1. What does a “bag-of-words” model do with a collection of text documents?

2. When you call CountVectorizer().fit_transform(documents), what is the type of the returned object?

3. In the sparse coordinate output
(0, 3) 1
(1, 2) 1
(2, 3) 1

what do the numbers (0, 3) represent?

4. If a sparse matrix has shape (5, 10) and “with 8 stored elements,” how many zeros are implied in the full (dense) array?

5. What does the method toarray() do when called on a NumPy sparse matrix X?

6. Why might you want to convert a sparse matrix to a pandas DataFrame after calling toarray()?

7. After fitting a CountVectorizer on three documents, you see that get_feature_names_out() returns:
['and', 'cat', 'dog', 'hello', 'how', 'sat']
What is special about this list?

8. Suppose X is a CSR sparse matrix with shape (4, 7). Which of these statements is true?
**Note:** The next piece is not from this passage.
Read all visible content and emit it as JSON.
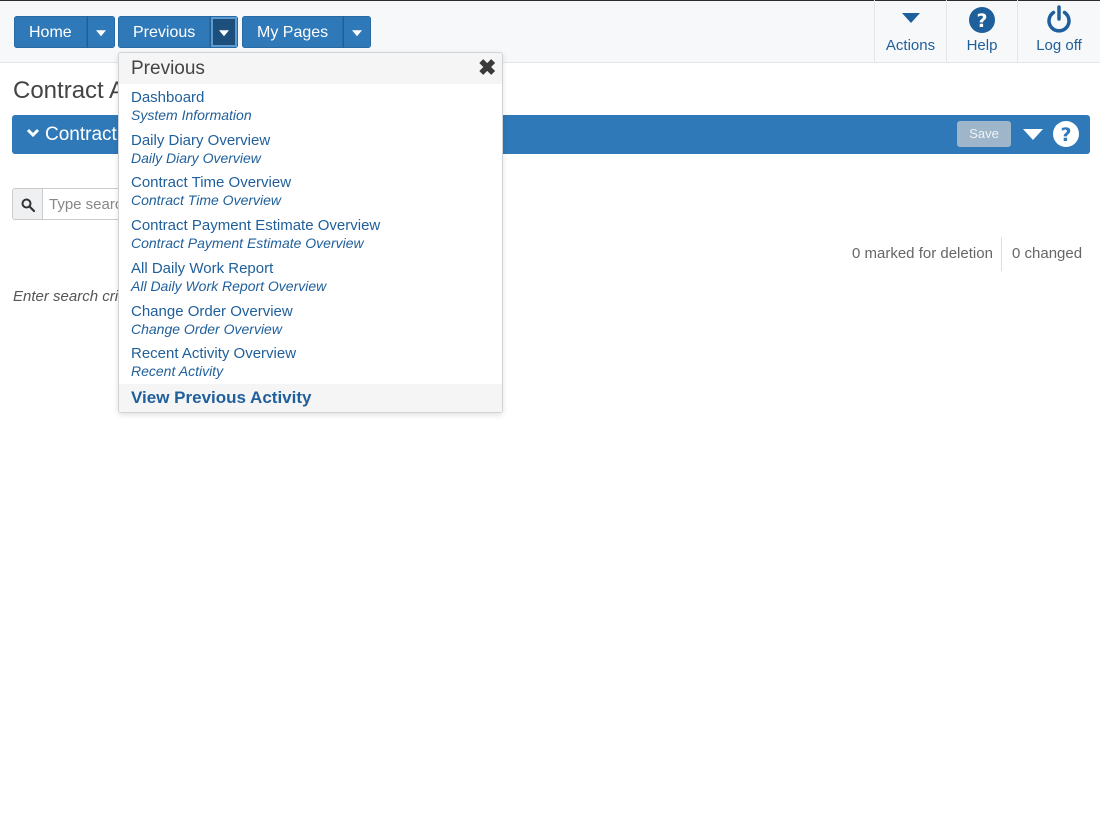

9. In a DataFrame created as
df = pd.DataFrame(X.toarray(), columns=vectorizer.get_feature_names_out())
what do the columns= represent?

10. If a particular word never appears in any document, what will the entire column for that word look like after calling toarray() and converting to a DataFrame?

11. You have a list sentences = ["Hello world", "Hello"]. After vectorizing, the vocabulary becomes ['hello', 'world']. What will X.toarray() produce?

12. Why does the sparse format store only “stored elements” instead of all entries?

13. Which Python library is needed to create a DataFrame from a dense NumPy array?

14. How can you find out which column index corresponds to a specific word “apple” after fitting the vectorizer?

15. If you wanted to display the number of times each word appears in each document in a human-friendly table, which sequence of steps would you use?